I need some suggestions on what i should do to practice my spanish i understand basic simple words of spanish and speak it well. Im trying to learn more spanish but i dont know what i should do i was thinking maybe listening to music in spanish and try to write out the words and try to translate them into english but anyone have other suggestions.


----------



## MonsieurAquilone

1.Lessons
2.Books
3.TV over the intenet (there is a website called 'mediahopper' which has all types of tv from around the world
4.Music
5.Radio on the internet.
6.Translation practice
7.Looking around WordReference forums.
8.Trying to write your own compositions in Spanish that can then be corrected by forum-goers of WordReference.

By thew way, welcome.


----------



## MonsieurAquilone

9. Going to a Spanish speaking country.


----------



## GenJen54

Hi Alejandro, 

Welcome to the Forums! 

If you peruse the Cultural Discussions forum, you might find several threads that give advice on learning languages.  

In brief, many will suggest the following:

Immerse yourself in your target language as much as possible - this means finding friends who speak that language, watching tv programs and/or movies in that languge, listening to the radio, reading, etc.

Transcribing lyrics is also helpful as it aids in comprehension, especially if you can find the actual lyrics and then compare your work to the original! It also helps if you have a dictionary handy so you can look up any words you do not understand.

The more you surround yourself with the language you are trying to learn, the faster you will learn. 

You are also welcome to ask specific questions in our Spanish-English Forum.
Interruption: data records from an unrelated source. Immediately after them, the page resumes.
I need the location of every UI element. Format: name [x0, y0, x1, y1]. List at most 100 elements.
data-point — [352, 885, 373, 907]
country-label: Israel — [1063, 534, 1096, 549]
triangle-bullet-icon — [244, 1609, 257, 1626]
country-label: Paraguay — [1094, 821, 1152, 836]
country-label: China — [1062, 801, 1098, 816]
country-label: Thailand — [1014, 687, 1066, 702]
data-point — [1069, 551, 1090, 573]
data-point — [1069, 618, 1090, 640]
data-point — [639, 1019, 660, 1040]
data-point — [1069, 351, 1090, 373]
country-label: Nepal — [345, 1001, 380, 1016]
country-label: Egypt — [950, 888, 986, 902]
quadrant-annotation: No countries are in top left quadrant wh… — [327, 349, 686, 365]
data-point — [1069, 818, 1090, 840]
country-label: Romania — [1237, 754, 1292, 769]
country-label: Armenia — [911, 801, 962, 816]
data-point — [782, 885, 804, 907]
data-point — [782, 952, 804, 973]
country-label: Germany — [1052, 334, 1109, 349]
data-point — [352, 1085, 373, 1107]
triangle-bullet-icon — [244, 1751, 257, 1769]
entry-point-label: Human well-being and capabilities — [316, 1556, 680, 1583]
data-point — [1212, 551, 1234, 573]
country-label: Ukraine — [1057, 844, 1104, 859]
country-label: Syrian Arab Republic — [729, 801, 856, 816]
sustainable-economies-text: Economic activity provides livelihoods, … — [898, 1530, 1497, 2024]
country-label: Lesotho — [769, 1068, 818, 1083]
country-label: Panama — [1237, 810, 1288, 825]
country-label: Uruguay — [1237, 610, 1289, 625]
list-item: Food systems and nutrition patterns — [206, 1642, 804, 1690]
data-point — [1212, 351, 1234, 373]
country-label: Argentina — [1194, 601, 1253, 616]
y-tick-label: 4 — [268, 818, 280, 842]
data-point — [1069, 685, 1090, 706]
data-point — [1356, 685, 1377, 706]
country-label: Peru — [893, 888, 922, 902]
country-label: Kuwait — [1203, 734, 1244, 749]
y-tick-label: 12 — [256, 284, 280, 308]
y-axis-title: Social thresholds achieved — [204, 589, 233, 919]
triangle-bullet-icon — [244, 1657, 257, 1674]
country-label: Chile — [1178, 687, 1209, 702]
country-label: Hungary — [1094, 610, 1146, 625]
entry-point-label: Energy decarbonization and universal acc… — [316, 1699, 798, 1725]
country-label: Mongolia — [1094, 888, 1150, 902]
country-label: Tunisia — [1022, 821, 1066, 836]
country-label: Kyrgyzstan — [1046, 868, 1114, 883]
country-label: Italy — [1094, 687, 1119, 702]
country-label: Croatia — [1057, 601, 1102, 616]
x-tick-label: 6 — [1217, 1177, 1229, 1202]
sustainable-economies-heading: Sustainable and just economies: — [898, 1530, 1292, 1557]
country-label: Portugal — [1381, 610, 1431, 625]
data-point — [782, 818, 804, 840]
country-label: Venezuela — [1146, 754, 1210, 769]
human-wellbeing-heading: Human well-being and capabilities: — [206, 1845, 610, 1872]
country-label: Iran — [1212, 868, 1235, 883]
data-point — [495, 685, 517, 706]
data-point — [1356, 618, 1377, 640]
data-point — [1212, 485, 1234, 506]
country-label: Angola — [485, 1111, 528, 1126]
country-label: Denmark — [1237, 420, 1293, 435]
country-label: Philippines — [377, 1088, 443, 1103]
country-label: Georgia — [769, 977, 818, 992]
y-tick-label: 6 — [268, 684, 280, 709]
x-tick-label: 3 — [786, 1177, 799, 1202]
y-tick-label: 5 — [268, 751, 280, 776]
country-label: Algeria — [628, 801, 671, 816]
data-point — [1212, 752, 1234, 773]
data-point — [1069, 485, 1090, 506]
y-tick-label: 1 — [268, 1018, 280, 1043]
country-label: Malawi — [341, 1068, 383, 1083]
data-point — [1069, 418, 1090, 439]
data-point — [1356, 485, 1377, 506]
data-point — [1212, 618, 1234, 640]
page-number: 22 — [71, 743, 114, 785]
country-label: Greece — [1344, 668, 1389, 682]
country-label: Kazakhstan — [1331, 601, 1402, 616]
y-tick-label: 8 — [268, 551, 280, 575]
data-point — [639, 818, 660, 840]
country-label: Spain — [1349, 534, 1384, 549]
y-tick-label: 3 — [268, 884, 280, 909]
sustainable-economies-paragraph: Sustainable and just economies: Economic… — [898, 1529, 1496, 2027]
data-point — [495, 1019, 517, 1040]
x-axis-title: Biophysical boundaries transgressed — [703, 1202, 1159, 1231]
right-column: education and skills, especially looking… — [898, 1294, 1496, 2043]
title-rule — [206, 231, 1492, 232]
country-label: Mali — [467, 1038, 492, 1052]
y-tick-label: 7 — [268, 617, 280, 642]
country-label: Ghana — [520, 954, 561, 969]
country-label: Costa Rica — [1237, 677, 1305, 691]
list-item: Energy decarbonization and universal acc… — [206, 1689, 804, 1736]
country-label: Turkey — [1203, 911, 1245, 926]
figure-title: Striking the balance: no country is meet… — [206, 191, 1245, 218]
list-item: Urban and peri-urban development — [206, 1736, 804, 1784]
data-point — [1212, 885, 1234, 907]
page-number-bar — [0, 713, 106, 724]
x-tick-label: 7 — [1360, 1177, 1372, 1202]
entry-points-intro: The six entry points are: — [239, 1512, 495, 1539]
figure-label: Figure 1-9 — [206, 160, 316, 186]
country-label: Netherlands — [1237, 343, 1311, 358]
*P.S.*  If you are going to attempt to transcribe and/or translate lyrics for others to discuss, please note Word Reference only allows for four lines of quoted text, including lyrics.  This is in keeping with U.S. copyright law.


----------



## Alejandro Gonzalez

Well thank you all for your input im going to try all of your ideas. Oh and the idea about going to a spanish speaking country actually works cause last month i was in mexico for two weeks and when i came back home i felt more confident speaking spanish and felt like i learned a bit more spanish. Thanks again!


----------



## Cony

Hi Alejandro. The best way is using it daily  with spanish speaker, so i invited you to try to write your post in spanish and ask for correct your mistakes or wording, you will learn that you can say an expression using diffenrent sentences. I am sure that you will improve your spanish, best wishes, Cony.


----------



## MonsieurAquilone

Also, I would have to say: (once you are more confident) try jobs that require you to use the language frequently - perhaps the South American sector of a company of something.  That would be invaluable.


----------



## Sofia29

There are plenty of podcasts that could help you. They're a great way to get short Spanish lessons for free, that you can listen to over and over, whenever you want.


----------



## Tresley

Make a point of learning TEN new words each day and test yourself on ALL 70 at the end of the week to make sure that you have remembered them all.

At the end of the month test yourself again on the 280 words you have learnt!!!

Listen to language learning tapes. I used to borrow them from the library. Repeat everything you hear on the tapes! I repeat! Repeat everything you hear on the tapes!  In doing this you must try and perfect an authentic accent.

Learn the verbs.  Start with the most common (but irregular ones) and make sure that you know them well - ser, estar, hacer, querer, ir, ver, deber.

Read, read, and read as much as you can in Spanish.

Look words up in your dictionary.

Stick post-it notes to things around your house with the Spanish word on it! La ventana = the window, la pared = the wall, el aseo = the toilet etc. Only when you are sure that you can remember the words on the post-it notes, remove them!

When you are feeling confident, find someone who speaks Spanish and talk to them.  Don't be worried if you can't understand what they say back to you (remember that they know more words than you!).  Just ask them to translate what they said and write down the Spanish word(s) that you didn't understand. I used to carry a notebook to write vocabulary in.

When I started to learn Spanish this helped me a lot.  I avoided TV and radio at first, simply because the spoken language was too fast, but after a while I watched Spanish TV and could understand some of it.

Don't give up.  I didn't, and now when I go on holiday to Spain I get much more out of it.  I can talk to people, I can understand, I can read things and my holidays are much much better for it!

Disfruta el idioma!!


----------